E0719

TRANSLATING PDB ENTRIES INTO MMCIF . Philip E. Bourne, San Diego Supercomputer Center, PO Box 85608, San Diego, CA 92186-9785, USA, Herbert J. Bernstein, Bernstein + Sons, 5 Brewster Lane, Bellport, NY 11713-2803, USA and Frances C. Bernstein, Protein Data Bank, Chemistry Dept., Brookhaven National Laboratory, Upton, NY 11973-5000, USA.

The essential steps needed to map Protein Data Bank (PDB) entries into valid mmCIF data sets are discussed. Examples of converting both routine and complex structures using actual PDB entries with the program pdb2cif are given.
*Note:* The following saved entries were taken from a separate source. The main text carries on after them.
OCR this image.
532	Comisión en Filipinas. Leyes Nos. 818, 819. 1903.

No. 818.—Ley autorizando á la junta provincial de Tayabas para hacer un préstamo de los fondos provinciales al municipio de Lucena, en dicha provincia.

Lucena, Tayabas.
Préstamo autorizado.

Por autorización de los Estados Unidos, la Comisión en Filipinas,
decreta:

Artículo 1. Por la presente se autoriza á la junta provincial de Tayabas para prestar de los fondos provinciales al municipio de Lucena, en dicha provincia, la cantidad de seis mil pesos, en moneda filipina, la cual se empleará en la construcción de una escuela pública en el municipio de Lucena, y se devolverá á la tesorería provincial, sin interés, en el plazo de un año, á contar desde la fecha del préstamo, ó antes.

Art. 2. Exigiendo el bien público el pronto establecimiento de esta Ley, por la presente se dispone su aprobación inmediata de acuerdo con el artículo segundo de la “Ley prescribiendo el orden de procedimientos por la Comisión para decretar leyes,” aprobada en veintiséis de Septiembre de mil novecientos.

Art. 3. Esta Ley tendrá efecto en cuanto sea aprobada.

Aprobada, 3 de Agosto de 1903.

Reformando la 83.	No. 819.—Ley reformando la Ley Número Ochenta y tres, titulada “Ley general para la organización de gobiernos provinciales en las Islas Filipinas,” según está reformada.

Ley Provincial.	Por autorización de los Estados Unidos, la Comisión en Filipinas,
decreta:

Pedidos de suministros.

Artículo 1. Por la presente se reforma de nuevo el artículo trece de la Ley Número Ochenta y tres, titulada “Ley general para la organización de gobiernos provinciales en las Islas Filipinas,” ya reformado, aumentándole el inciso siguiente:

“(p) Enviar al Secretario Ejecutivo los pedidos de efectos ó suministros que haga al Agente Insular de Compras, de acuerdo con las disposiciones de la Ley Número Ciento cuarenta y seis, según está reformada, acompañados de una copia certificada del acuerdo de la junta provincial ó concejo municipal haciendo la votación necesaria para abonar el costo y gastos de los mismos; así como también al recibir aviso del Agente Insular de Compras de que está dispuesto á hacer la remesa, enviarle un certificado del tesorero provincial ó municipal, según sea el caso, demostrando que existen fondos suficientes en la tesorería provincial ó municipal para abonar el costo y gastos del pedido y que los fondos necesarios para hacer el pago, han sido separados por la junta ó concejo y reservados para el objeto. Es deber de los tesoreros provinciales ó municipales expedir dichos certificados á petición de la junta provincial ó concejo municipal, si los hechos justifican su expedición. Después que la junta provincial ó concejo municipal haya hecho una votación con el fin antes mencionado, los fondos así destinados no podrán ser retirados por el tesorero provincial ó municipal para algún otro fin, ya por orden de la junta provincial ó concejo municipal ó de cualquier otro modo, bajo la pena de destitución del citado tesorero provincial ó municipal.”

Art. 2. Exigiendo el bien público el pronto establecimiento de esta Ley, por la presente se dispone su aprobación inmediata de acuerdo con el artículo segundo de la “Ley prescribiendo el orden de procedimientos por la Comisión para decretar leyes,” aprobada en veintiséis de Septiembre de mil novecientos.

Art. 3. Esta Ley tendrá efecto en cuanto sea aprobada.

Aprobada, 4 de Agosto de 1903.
The Protein Data Bank format has been used for over 20 years to archive macromolecular data, is produced by many refinement programs, and is used as an input format by many applications. The pending adoption of the mmCIF dictionary by the IUCr, in response to the need to explicitly represent a larger amount of data which can be parsed by computer, (necessary as the number of structures continues to grow exponentially), has made translation from PDB format to mmCIF format a pressing issue.

In this talk we review the techniques needed to move from structures represented in PDB format to mmCIF format. Some data items have direct mapping with minor syntactic adjustment, such as for author names and journal references. Other data items, however, require us to recast our thinking along new lines. For example, the PDB format works with chains and HET groups, while mmCIF uses entities (discrete chemical components). Proper identification of entities in a PDB entry may require looking for sequence homologies. As another example, consider beta sheets. The PDB format treats a bifurcated sheet astwo distinct sheets which happen to have certain strands in common, while mmCIF allows all the strands involved to be represented as a single sheet. This requires strand matching and alignment to go from PDB format to mmCIF. What has currently been automated in pdb2cif and what still requires human intervention will be discussed.

Work supported in part by US NSF grant no. BIR 9310154 (for PEB), US NSF, PHS, NIH, NCRR, NIGMS, NLM and DOE under contract DE-AC02-76CH00016 (for FCB).